Sullivan Nicolaides Pty Ltd v Papa [2011] QCA 257

by | Oct 19, 2011 | Health Blog

The relevant facts were as follows:

  • The Respondent (Plaintiff) had a mechanical heart valve inserted and, following the operation, she was required to take an anticoagulant medication for the rest of her life.

  • The Respondent was prescribed warfarin and as a consequence, she had to have her blood monitored regularly.

  • The Appellant is a firm of specialist medical pathologists which offered a warfarin care service where the Respondent attended for monitoring of her levels. In the period 13 to 25 February 2002, the Respondent had five blood tests which all showed her INR level as low, placing her at risk of developing thromboembolisms.

  • On 27 February 2002, the Appellant advised both the Respondent and her GP that they would no longer monitor her blood levels. The reason for this was that the Appellant formed the view that the Respondent was not complying with the required treatment.

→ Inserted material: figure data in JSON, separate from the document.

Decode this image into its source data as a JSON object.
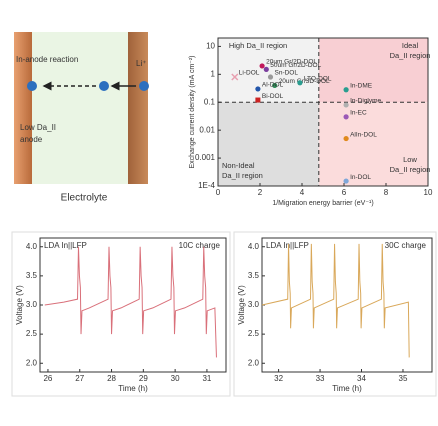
{
  "schematic": {
    "reaction_label": "In-anode reaction",
    "ion_label": "Li⁺",
    "anode_label": [
      "Low Da_II",
      "anode"
    ],
    "electrolyte_label": "Electrolyte"
  },
  "chart_data": [
    {
      "type": "scatter",
      "xlabel": "1/Migration energy barrier (eV⁻¹)",
      "ylabel": "Exchange current density (mA cm⁻²)",
      "log_y": true,
      "xlim": [
        0,
        10
      ],
      "ylim": [
        0.0001,
        20
      ],
      "xticks": [
        0,
        2,
        4,
        6,
        8,
        10
      ],
      "yticks": [
        {
          "value": 0.0001,
          "label": "1E-4"
        },
        0.001,
        0.01,
        0.1,
        1,
        10
      ],
      "x_threshold": 4.8,
      "y_threshold": 0.1,
      "annotations": [
        "High Da_II region",
        "Ideal",
        "Da_II region",
        "Low",
        "Da_II region",
        "Non-Ideal",
        "Da_II region"
      ],
      "series": [
        {
          "name": "Li-DOL",
          "color": "#e8a0b0",
          "marker": "cross",
          "x": [
            0.8
          ],
          "values": [
            0.8
          ]
        },
        {
          "name": "20um Gr/2D-DOL",
          "color": "#c2185b",
          "marker": "circle",
          "x": [
            2.1
          ],
          "values": [
            2
          ]
        },
        {
          "name": "50um Gr/2D-DOL",
          "color": "#7b3f9e",
          "marker": "circle",
          "x": [
            2.3
          ],
          "values": [
            1.5
          ]
        },
        {
          "name": "Sn-DOL",
          "color": "#9a9a9a",
          "marker": "circle",
          "x": [
            2.5
          ],
          "values": [
            0.8
          ]
        },
        {
          "name": "20um Gr/3D-DOL",
          "color": "#2e8b57",
          "marker": "circle",
          "x": [
            2.7
          ],
          "values": [
            0.4
          ]
        },
        {
          "name": "Al-DOL",
          "color": "#2255aa",
          "marker": "circle",
          "x": [
            1.9
          ],
          "values": [
            0.3
          ]
        },
        {
          "name": "Bi-DOL",
          "color": "#cc2222",
          "marker": "square",
          "x": [
            1.9
          ],
          "values": [
            0.12
          ]
        },
        {
          "name": "LTO-DOL",
          "color": "#2a9d8f",
          "marker": "circle",
          "x": [
            3.9
          ],
          "values": [
            0.5
          ]
        },
        {
          "name": "In-DME",
          "color": "#2a9d8f",
          "marker": "circle",
          "x": [
            6.1
          ],
          "values": [
            0.28
          ]
        },
        {
          "name": "In-Diglyme",
          "color": "#b0b0b0",
          "marker": "circle",
          "x": [
            6.1
          ],
          "values": [
            0.08
          ]
        },
        {
          "name": "In-EC",
          "color": "#9b59b6",
          "marker": "circle",
          "x": [
            6.1
          ],
          "values": [
            0.03
          ]
        },
        {
          "name": "AlIn-DOL",
          "color": "#e08a1e",
          "marker": "circle",
          "x": [
            6.1
          ],
          "values": [
            0.005
          ]
        },
        {
          "name": "In-DOL",
          "color": "#7fa7d9",
          "marker": "circle",
          "x": [
            6.1
          ],
          "values": [
            0.00015
          ]
        }
      ]
    },
    {
      "type": "line",
      "label": "LDA In||LFP",
      "condition": "10C charge",
      "xlabel": "Time (h)",
      "ylabel": "Voltage (V)",
      "color": "#d9707a",
      "xlim": [
        25.75,
        31.6
      ],
      "ylim": [
        1.85,
        4.15
      ],
      "xticks": [
        26,
        27,
        28,
        29,
        30,
        31
      ],
      "yticks": [
        {
          "value": 2,
          "label": "2.0"
        },
        2.5,
        {
          "value": 3,
          "label": "3.0"
        },
        3.5,
        {
          "value": 4,
          "label": "4.0"
        }
      ],
      "x": [
        25.9,
        26.5,
        26.93,
        26.96,
        26.99,
        27.02,
        27.04,
        27.07,
        27.3,
        27.89,
        27.92,
        27.95,
        27.98,
        28.0,
        28.03,
        28.3,
        28.87,
        28.9,
        28.93,
        28.96,
        28.98,
        29.01,
        29.3,
        29.87,
        29.9,
        29.93,
        29.96,
        29.98,
        30.01,
        30.3,
        30.87,
        30.9,
        30.93,
        30.96,
        30.98,
        31.01,
        31.25,
        31.3
      ],
      "values": [
        3.0,
        3.05,
        3.1,
        4.0,
        3.5,
        3.3,
        2.5,
        2.9,
        2.95,
        3.1,
        4.0,
        3.5,
        3.3,
        2.5,
        2.9,
        2.95,
        3.1,
        4.0,
        3.5,
        3.3,
        2.5,
        2.9,
        2.95,
        3.1,
        4.0,
        3.5,
        3.3,
        2.5,
        2.9,
        2.95,
        3.1,
        4.0,
        3.5,
        3.3,
        2.5,
        2.9,
        2.95,
        2.1
      ]
    },
    {
      "type": "line",
      "label": "LDA In||LFP",
      "condition": "30C charge",
      "xlabel": "Time (h)",
      "ylabel": "Voltage (V)",
      "color": "#d9a85a",
      "xlim": [
        31.6,
        35.7
      ],
      "ylim": [
        1.85,
        4.15
      ],
      "xticks": [
        32,
        33,
        34,
        35
      ],
      "yticks": [
        {
          "value": 2,
          "label": "2.0"
        },
        2.5,
        {
          "value": 3,
          "label": "3.0"
        },
        3.5,
        {
          "value": 4,
          "label": "4.0"
        }
      ],
      "x": [
        31.6,
        32.22,
        32.24,
        32.26,
        32.28,
        32.29,
        32.31,
        32.77,
        32.79,
        32.81,
        32.83,
        32.84,
        32.86,
        33.33,
        33.35,
        33.37,
        33.39,
        33.4,
        33.42,
        33.92,
        33.94,
        33.96,
        33.98,
        33.99,
        34.01,
        34.48,
        34.5,
        34.52,
        34.54,
        34.55,
        34.57,
        35.13,
        35.15
      ],
      "values": [
        3.0,
        3.1,
        4.05,
        3.4,
        3.2,
        2.6,
        2.95,
        3.1,
        4.05,
        3.4,
        3.2,
        2.6,
        2.95,
        3.1,
        4.05,
        3.4,
        3.2,
        2.6,
        2.95,
        3.1,
        4.05,
        3.4,
        3.2,
        2.6,
        2.95,
        3.1,
        4.05,
        3.4,
        3.2,
        2.6,
        2.95,
        3.05,
        2.1
      ]
    }
  ]
}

  • The Court of Appeal concluded that in accordance with recognised common law principles, when loss or damage is proved to have been caused on the balance of probabilities by a defendant’s acts or omission, the plaintiff recovers the entire loss suffered, even if there was a forty-nine percent chance of it not occurring.  Kiefel in Tabet v Gett referred to this as the ‘all or nothing’ rule.  The Appellant’s contention that the Trial Judge’s findings on liability offended the principle in Tabet v Gett were therefore said to be baseless.